Although 1.3 miles is small compared to the entire scope of the connector project, Kiehna said it is a good start. 

“Certainly anytime you’re pouring concrete, that’s a positive (as) there’s some movement going on,” Kiehna said. “Even though it’s 1.3 miles, it’s an affirmation that IDOT believes that this is a project that needs to be done, and so when I heard the news I felt very good about it, and I’m also hopeful that we will receive some federal infrastructure money so we can start construction and go even farther up to Vergennes.”  

With talk of a federal infrastructure bill soon to be in the works, the commission also applied for an earmark with Sen. Tammy Duckworth for $52 million for construction relating to the portion connecting Murphysboro to Pinckneyville.

However, the coalition might not be able to meet this exact goal. 

“We have been in negotiations with Sen. Duckworth’s office and the last word I heard was they were working to get our project in the federal infrastructure budget, and that it may not be all the way up to the Pinckneyville area, but it may be up to the Vergennes area,” Kiehna said.

Because they have already completed an environmental study for the area stated in their request and acquired the corresponding property, any money awarded to this part of the project would go to IDOT to award the bid to a construction company, Kiehna said. 

Last year, the commission secured an earmark in the state budget for $15 million to conduct necessary environmental planning work for the first section of the connector, which will bridge Waterloo to Red Bud and Route 154 east of Sparta. Kiehna said he expects to receive the money in fiscal year 2023 and hopes to start the project soon.

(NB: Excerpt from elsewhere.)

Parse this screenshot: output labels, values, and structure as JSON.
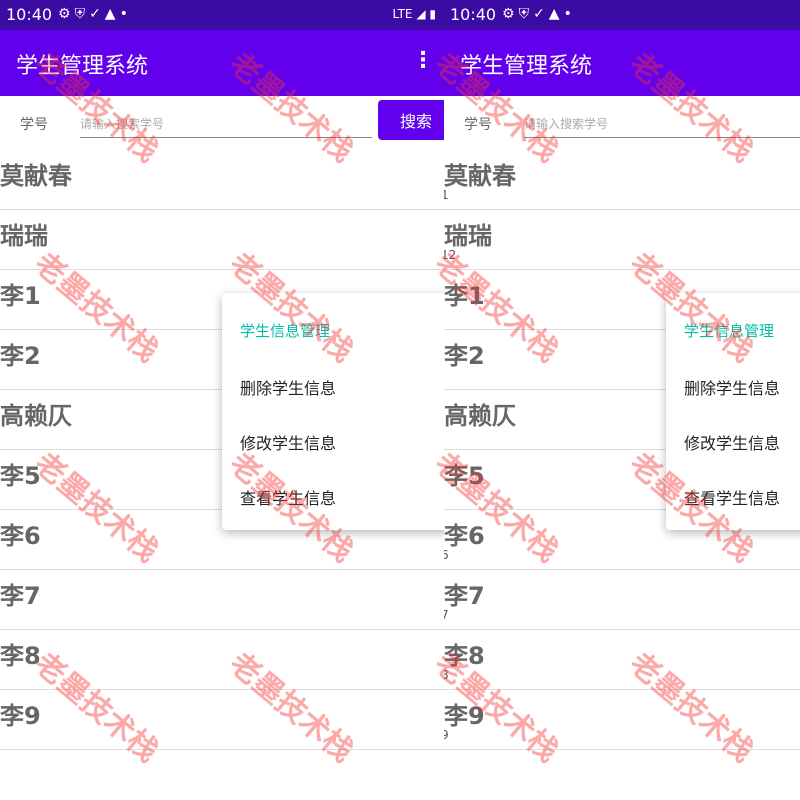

The connector and its various benefits – which include easier access to hospitals, safety and those related to business – has been talked about for a long time before the Southwest Illinois Connector Task Force was even formed in 2018, according to Kiehna, and so he said the coalition is very excited to know the project is gaining momentum. 

“Putting a four-lane in the metro area connecting to the south has been talked about since the late ‘60s. We’re talking probably about 50-60 years that people have realized that we need the ability to move back and forth to the St. Louis area from down south.”